Total. Que cierran las puertas para que no se escape nadie, y mientras una azafata pretende sobornarnos con una copa de champaña catalán, otra se pone a hacer publicidad por la megafonía. Publicidad por todo el morro. Nada de el chaleco se pone así y la puerta está allí y el comandante Ortiz de la Minglanilla-Salcedo les da la bienvenida, sino publicidad pura y dura. Algo así como Iberia les recomienda la tarjeta Bobo Word o algo por el estilo, que es una tarjeta cojonuda y con ella los vamos a tratar como se merecen. A todo esto, emparedado entre dos pasajeros en asientos idénticos a los de clase turista; intento abrir el periódico, y como no hay sitio le vuelco a uno de mis vecinos el champaña catalán en los pantalones. El hombre se hace cargo de la situación y se abstiene de pegarme una hostia. Secamos la cosa como podemos -la azafata sigue hablándonos de la Bobo Word y de su puta madre-, y acto seguido, ya sobre las nubes, el piloto nos suministra el apasionante dato de que estamos volando sobre la vertical de Palencia -imagínense: todos luchamos a brazo partido en las ventanillas para asomarnos y ver Palencia- y luego nos pregunta si tenemos ya la tarjeta Bobo Word. A mí las apreturas de ir comprimido en el asiento me han dado un calambre en la pierna derecha, así que me pongo a golpear el pie en el suelo para que se me pase, pensando que más que la Bobo Word lo que debía ofrecer Iberia es la tarjeta de Sanitas. Mi vecino de los pantalones manchados, que es guiri, debe de estar pensando que lo del zapateado es una forma de protesta típica, porque me acompaña con palmas y mucho arte.

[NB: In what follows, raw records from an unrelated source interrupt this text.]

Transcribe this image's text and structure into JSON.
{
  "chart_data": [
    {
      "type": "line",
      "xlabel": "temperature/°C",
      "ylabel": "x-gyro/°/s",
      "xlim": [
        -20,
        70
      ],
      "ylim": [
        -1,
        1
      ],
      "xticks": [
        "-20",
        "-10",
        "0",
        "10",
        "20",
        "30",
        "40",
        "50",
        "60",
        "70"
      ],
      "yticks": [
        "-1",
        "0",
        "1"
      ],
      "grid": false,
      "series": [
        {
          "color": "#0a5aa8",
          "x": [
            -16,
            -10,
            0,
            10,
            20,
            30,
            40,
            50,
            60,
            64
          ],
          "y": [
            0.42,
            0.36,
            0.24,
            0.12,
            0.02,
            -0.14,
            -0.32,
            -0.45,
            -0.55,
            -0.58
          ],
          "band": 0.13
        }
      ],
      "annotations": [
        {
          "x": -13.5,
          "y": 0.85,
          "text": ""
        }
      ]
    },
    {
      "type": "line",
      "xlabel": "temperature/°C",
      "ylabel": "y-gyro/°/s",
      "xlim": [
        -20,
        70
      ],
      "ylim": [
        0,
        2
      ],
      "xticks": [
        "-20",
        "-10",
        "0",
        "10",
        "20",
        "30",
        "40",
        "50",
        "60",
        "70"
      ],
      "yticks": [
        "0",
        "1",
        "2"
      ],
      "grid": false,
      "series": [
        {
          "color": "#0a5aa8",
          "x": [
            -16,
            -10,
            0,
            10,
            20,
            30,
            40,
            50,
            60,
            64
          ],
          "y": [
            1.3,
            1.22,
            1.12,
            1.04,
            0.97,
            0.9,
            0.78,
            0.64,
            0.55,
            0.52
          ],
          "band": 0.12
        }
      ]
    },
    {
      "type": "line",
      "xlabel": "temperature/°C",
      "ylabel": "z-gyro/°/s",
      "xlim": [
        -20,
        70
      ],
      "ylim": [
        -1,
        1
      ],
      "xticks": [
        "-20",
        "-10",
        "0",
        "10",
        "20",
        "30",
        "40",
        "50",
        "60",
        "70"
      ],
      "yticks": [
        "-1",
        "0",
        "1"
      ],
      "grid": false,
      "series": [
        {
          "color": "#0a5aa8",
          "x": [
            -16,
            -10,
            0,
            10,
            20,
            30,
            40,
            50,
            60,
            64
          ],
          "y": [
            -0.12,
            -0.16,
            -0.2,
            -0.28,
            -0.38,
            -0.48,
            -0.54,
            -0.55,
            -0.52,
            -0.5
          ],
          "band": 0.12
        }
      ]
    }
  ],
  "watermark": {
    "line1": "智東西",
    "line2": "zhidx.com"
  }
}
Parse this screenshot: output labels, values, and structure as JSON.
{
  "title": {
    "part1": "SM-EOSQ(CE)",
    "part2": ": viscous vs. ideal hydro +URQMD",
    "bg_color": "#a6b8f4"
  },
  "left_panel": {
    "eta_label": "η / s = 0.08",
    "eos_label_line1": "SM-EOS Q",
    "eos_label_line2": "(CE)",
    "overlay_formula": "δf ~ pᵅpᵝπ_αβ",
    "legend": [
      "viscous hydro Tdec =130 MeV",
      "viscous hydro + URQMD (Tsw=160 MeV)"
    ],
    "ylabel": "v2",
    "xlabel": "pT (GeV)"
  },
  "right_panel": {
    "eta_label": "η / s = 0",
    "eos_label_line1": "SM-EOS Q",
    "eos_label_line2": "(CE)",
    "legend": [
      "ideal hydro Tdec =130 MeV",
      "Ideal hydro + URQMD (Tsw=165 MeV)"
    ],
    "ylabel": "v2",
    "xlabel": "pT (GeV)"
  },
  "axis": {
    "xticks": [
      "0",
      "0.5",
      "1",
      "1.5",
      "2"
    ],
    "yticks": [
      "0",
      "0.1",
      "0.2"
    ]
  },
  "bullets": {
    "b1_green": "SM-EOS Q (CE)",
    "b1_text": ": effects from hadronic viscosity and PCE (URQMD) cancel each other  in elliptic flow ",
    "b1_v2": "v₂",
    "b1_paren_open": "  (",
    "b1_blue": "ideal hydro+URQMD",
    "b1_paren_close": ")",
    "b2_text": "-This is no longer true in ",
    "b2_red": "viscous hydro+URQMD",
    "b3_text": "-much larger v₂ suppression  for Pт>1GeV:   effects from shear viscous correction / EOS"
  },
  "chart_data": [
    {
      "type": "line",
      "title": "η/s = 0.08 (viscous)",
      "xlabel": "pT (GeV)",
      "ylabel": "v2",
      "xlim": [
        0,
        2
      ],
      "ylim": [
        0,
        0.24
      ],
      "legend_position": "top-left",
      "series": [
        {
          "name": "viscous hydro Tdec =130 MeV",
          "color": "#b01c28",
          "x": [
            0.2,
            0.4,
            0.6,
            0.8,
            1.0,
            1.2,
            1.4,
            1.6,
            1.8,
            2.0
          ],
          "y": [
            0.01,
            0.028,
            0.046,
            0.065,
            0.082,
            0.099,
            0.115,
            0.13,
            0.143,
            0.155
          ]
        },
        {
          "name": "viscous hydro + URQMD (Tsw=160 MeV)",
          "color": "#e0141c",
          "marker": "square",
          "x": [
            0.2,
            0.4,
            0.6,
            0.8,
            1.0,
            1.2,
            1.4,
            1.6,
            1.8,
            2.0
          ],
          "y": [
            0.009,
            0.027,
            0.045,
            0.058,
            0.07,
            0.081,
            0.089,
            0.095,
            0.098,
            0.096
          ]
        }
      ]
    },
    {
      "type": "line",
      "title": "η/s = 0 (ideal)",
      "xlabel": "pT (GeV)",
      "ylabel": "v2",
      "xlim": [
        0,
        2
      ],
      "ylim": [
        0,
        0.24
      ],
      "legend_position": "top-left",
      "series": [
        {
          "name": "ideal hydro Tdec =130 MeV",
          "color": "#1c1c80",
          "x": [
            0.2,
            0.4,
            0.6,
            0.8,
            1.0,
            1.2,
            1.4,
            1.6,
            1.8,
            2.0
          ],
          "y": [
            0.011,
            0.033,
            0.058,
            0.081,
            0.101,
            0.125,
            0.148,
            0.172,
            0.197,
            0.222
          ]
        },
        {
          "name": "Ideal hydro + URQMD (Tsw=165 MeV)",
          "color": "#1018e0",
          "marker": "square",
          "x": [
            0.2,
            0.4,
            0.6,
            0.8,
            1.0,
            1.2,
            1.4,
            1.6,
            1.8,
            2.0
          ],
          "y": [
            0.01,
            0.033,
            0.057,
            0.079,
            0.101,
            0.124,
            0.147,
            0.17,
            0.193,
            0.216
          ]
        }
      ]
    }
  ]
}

Aterrizamos -hora y media de retraso- muertos de hambre y sin que nos sirvan ni un canapé. Sólo una de esas chocolatinas que fabrica Ruiz Mateos. Salgo del avión preguntándome quiénes somos, de dónde venimos, a dónde carajo vamos, y por qué hace año y medio que nunca desembarco por uno de esos fingers, o túneles retráctiles casualmente construidos por Thyssen, y siempre me toca subirme al autobús. Al fin, tras aguardar cuarenta y cinco minutos de reloj en la cinta de equipajes, mi maleta sale, por supuesto, cuando ya la daba por perdida.

Sale con la última remesa, y todas llevan la etiqueta Business class, Priority.